Jornal O Estado do Triângulo - Sacramento
Edição nº 1783- 18 de junho de 2021

Cidadania, Florestania: a Amazônia, titular de direitos

Edição nº 1685 - 26 de Julho de 2019

Amigos, estou enviando um texto, em continuação daqueles ecológicos sobre a Amazônia,pensado como subsídio ao sínodo panamazônico a se realizar em Roma em outubro deste ano.

Abraço

Lboff

 

Fenômenos novos exigem palavras novas. Assim cidadania se deriva de cidade e florestania, de floresta. Esta nova palavra, florestania, foi criada no Estado do Acre, sob o governo de Jorge Viana, representando conceito novo de desenvolvimento e de cidadania no contexto da floresta amazônica.

 

O propósito é implementar a cidadania dos povos da floresta, dos indígenas, dos seringueiros e dos ribeirinhos que se traduz por investimentos públicos na educação, na saúde e nas formas de produção extrativista, tendo como referência maior a floresta e sua derivação a florestania.

 

Floresta e ser humano vivem um pacto sócio-ecológico includente, onde o ser humano se entende parte da floresta e a floresta passa a ser um novo cidadão, respeitado em sua integridade, biodiversidade, estabilidade e luxuriante beleza junto com os outros cidadãos humanos. Ambos são beneficiados – povo e floresta – pois abandona-se a lógica antropocêntirca e utilitarista da exploração e se assume a lógica ecocêntrica, da mutualidade que implica respeito mútuo e sinergia.

 

Esta compreensão abre espaço para um enriquecimento possível do conceito de cidadania a partir da reflexão ecológica mais avançada.
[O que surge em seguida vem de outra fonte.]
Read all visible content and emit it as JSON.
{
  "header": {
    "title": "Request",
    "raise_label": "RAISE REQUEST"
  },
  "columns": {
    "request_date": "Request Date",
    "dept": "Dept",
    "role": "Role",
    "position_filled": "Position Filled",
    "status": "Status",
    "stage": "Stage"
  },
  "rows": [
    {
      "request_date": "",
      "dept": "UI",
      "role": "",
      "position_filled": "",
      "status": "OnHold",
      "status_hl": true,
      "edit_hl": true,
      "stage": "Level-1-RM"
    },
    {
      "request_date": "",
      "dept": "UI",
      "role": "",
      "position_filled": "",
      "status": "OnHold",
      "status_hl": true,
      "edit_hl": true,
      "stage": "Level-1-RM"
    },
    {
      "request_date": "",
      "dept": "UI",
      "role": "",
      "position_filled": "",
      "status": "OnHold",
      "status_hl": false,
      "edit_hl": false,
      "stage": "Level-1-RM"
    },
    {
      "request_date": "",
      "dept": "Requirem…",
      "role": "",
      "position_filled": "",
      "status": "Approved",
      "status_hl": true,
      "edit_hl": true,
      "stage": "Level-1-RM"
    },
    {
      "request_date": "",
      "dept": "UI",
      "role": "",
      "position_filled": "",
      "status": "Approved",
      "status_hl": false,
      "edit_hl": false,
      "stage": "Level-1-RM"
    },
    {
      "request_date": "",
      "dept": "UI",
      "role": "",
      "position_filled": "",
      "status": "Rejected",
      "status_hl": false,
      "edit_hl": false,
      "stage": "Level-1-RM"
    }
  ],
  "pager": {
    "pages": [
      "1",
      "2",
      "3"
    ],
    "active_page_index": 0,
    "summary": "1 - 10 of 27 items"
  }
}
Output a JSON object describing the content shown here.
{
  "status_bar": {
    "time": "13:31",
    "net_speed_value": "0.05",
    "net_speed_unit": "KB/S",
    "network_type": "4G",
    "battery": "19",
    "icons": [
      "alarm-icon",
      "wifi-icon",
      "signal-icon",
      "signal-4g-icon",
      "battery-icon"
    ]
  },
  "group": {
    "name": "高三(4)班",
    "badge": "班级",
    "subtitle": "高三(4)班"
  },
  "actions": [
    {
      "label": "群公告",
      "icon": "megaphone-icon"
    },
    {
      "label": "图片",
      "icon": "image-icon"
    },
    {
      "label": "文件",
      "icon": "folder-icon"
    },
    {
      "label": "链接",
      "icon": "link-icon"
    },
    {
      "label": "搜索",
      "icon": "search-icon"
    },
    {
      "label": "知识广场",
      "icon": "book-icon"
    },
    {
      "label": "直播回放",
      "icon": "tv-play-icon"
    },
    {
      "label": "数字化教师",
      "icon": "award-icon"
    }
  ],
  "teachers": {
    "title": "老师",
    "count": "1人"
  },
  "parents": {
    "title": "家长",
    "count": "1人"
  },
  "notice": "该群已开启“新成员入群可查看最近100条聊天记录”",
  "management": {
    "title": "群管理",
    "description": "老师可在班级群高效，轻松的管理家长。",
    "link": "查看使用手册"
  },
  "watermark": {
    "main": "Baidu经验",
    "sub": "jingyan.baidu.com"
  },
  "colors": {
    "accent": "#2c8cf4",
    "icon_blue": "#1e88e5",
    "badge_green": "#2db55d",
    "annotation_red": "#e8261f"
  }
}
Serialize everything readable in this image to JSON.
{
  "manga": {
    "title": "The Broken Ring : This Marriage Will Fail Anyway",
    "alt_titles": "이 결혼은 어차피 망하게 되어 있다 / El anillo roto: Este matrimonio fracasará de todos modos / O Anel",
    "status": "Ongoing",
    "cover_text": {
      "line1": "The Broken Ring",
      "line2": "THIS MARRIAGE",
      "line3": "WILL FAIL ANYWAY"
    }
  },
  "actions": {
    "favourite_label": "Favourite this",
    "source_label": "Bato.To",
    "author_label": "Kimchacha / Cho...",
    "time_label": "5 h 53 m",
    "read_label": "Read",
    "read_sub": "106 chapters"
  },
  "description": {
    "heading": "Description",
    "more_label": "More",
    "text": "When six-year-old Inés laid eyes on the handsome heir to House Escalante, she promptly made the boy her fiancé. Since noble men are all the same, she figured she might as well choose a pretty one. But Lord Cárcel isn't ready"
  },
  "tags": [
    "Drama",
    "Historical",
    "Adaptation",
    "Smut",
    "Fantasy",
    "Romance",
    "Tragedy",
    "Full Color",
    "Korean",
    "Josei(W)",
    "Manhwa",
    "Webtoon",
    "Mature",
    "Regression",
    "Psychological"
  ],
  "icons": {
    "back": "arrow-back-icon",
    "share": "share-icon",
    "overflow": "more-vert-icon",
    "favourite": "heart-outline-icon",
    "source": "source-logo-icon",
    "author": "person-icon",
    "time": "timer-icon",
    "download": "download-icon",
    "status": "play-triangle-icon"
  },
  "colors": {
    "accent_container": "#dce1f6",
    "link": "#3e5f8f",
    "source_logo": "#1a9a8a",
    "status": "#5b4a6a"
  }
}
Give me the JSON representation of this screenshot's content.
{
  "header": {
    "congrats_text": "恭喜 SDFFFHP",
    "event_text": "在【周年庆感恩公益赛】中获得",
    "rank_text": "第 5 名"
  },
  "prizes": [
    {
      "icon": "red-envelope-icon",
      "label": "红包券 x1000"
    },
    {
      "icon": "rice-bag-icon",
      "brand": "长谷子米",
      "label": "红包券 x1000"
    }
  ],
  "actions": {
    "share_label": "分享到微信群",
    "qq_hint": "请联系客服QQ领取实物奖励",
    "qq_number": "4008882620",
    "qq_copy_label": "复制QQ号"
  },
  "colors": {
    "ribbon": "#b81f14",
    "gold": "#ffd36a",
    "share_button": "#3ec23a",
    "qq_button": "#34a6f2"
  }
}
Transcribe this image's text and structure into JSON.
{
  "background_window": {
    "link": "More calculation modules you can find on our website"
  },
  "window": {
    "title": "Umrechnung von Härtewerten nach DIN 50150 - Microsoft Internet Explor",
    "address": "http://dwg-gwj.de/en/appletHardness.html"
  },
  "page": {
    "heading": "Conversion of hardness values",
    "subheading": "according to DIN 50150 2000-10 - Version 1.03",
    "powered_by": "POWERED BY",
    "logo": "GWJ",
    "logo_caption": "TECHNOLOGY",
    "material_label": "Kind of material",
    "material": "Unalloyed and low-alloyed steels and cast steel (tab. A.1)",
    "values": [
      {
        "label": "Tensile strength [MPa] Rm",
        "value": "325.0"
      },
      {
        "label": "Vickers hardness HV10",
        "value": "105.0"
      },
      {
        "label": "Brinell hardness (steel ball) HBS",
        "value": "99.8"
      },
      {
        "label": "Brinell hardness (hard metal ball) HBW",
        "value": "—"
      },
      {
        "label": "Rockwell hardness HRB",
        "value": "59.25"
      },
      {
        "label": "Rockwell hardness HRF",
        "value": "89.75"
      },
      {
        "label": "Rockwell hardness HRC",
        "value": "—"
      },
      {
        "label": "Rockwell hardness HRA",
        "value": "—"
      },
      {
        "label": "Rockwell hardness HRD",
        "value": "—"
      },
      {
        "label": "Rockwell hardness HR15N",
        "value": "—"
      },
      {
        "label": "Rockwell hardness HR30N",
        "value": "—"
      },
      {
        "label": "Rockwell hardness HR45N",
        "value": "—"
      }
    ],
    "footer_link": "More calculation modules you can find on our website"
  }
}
Agora trata-se da florestania não só como cidadania na floresta mas como cidadania da floresta. A floresta é considerada, pois, como um novo cidadão.

 

A compreensão que subjaz a esta afirmação e que entrou nas constituições do Equador e da Bolívia, reside no fato de a natureza e a Terra serem a condição necessária para a vida. Esta somente existe porque é sustentada pelos fatores físico-químico-ecológicos terrestres sem os quais não haveria vida. Se a vida tem dignidade, fato aceito por todos, ela engloba também a dignidade dos elementos que a tornam possível sobre o planeta.

 

Ademais, a natureza e a Terra possuem valor em si mesmo, independente da existência humana, que irrompeu quase no final do processo cosmogênico. Tendo valor em si mesmo, Terra e natureza, devem ser respeitadas. O próprio ser humano há de se entender parte da natureza e da própria Terra, formando com elas uma grande e única entidade. Este é o o legado que os astronautas nos transmitiram de suas naves espaciais e da Lua: Terra, natureza e humanidade formam uma única e complexa entidade.

 

Nesta visão, mais e mais sustentada pela moderna biologia e cosmologia, a floresta como floresta, a natureza bem como a Terra são vistas como sujeitos e como cidadãos e como tais titulares de direitos.

 

Isso ficou mais claro quando a ONU numa sessão solene no dia 22 de abril de 2009 decidiu chamar a Terra de Mãe Terra, dando-lhe a ela o mesmo tratamento que devotamos às nossas mães: o respeito, o cuidado e a veneração.

 

Impõe-se, portanto, a ampliação da personalidade jurídica à floresta, aos ecossistemas e à Terra como Gaia. Bem disse o pensador Michel Serres: “A Declaração dos Direitos do Homem de 1789 teve o mérito de dizer 'todos os homens têm direitos' e o defeito de pensar 'só os homens”. Os indígenas, os escravos e as mulheres tiverem que lutar para serem incluídos em 'todos os homens”. E hoje esta luta inclui as florestas e outros seres da natureza também sujeitos de direitos e, por isso, novos membros da sociedade ampliada.

 

Leonardo Boff é eco-teólogo, filósofo e escritor e escreveu Saudade de Deus- A força dos pequenos, a sair pela Vozes.